Pourquoi ce changement ?
Jusqu’à présent, de nombreux CSE appliquaient des délais d’ancienneté (souvent 3 ou 6 mois) pour bénéficier de certains avantages : chèques cadeaux, chèques vacances, sorties, billetterie, etc.
La Cour de cassation a toutefois rappelé que ce critère constitue une discrimination, incompatible avec le principe d’égalité entre les salariés.
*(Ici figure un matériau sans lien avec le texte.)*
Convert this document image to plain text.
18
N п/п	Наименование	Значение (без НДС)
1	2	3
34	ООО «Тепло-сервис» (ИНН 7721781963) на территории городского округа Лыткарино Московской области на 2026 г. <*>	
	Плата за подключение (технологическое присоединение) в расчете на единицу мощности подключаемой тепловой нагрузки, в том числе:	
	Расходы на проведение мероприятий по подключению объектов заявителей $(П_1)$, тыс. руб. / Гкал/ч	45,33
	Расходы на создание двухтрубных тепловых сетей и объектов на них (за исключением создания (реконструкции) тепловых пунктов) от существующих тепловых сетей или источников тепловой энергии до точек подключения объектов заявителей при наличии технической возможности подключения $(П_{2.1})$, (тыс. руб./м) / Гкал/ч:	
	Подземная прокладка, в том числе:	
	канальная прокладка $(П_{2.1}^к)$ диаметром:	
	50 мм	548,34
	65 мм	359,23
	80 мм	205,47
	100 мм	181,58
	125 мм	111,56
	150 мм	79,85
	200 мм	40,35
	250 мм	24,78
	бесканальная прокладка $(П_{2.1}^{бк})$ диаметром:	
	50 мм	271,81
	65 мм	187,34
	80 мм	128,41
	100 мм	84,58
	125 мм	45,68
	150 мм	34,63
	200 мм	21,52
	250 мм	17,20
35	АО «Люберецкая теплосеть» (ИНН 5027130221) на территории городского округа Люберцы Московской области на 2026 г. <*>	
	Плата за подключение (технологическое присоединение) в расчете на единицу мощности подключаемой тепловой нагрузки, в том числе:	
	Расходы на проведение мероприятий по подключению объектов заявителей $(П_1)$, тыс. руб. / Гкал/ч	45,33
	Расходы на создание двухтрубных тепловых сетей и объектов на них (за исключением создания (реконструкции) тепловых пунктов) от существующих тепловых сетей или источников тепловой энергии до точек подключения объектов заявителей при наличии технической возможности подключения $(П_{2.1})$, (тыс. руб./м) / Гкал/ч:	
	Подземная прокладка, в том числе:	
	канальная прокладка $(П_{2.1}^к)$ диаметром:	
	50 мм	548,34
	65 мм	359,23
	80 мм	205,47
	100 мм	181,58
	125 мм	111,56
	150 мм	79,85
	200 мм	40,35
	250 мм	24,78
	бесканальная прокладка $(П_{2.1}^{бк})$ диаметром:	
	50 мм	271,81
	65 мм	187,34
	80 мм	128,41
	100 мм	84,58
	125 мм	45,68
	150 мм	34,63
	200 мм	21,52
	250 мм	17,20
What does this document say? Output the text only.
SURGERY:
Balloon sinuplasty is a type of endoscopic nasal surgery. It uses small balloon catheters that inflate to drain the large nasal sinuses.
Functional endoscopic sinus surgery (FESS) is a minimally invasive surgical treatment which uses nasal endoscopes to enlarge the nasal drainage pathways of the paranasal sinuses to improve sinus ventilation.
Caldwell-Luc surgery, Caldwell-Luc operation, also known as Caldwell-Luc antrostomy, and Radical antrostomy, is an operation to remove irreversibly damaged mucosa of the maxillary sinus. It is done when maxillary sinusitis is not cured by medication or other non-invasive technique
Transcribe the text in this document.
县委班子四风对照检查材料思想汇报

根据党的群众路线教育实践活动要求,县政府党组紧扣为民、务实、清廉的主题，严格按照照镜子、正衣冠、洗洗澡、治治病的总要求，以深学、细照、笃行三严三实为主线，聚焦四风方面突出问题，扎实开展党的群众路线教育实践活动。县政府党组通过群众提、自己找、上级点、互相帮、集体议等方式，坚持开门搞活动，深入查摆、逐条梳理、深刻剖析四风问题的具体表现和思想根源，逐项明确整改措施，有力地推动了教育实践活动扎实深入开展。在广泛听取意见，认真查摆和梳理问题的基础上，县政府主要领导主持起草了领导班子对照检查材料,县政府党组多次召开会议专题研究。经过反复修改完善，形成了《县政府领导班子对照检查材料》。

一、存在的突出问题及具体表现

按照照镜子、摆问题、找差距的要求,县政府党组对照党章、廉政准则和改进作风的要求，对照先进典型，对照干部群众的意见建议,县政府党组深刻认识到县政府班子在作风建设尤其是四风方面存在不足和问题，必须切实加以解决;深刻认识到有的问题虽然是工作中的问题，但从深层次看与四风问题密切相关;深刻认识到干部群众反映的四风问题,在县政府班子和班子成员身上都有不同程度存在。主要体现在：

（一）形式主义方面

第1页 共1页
En conséquence, l’Urssaf s’est alignée sur cette position.
Ce qui s’applique à partir de 2026
👉 Plus aucune condition d’ancienneté ne sera autorisée pour l’accès ou le montant des prestations CSE.
👉 Pour conserver les exonérations de cotisations sociales, les CSE devront impérativement respecter ce principe.
👉 Les règlements intérieurs et pratiques devront être mis à jour en conséquence.
Même si une tolérance administrative existe jusqu’à fin 2026 en cas de contrôle Urssaf, le risque juridique, lui, est déjà bien réel.
Que doivent faire les CSE ?
Les CSE ont tout intérêt à anticiper dès maintenant :
- supprimer toute référence à l’ancienneté dans leurs règles,
- privilégier des critères objectifs et non discriminatoires (quotient familial, composition du foyer, etc.),
- informer clairement les salariés des nouvelles modalités.
Cette réforme marque une avancée importante vers des avantages CSE accessibles à tous, sans distinction liée à l’ancienneté. Une mise en conformité rapide permettra d’éviter contentieux et redressements, tout en renforçant l’équité sociale au sein de l’entreprise.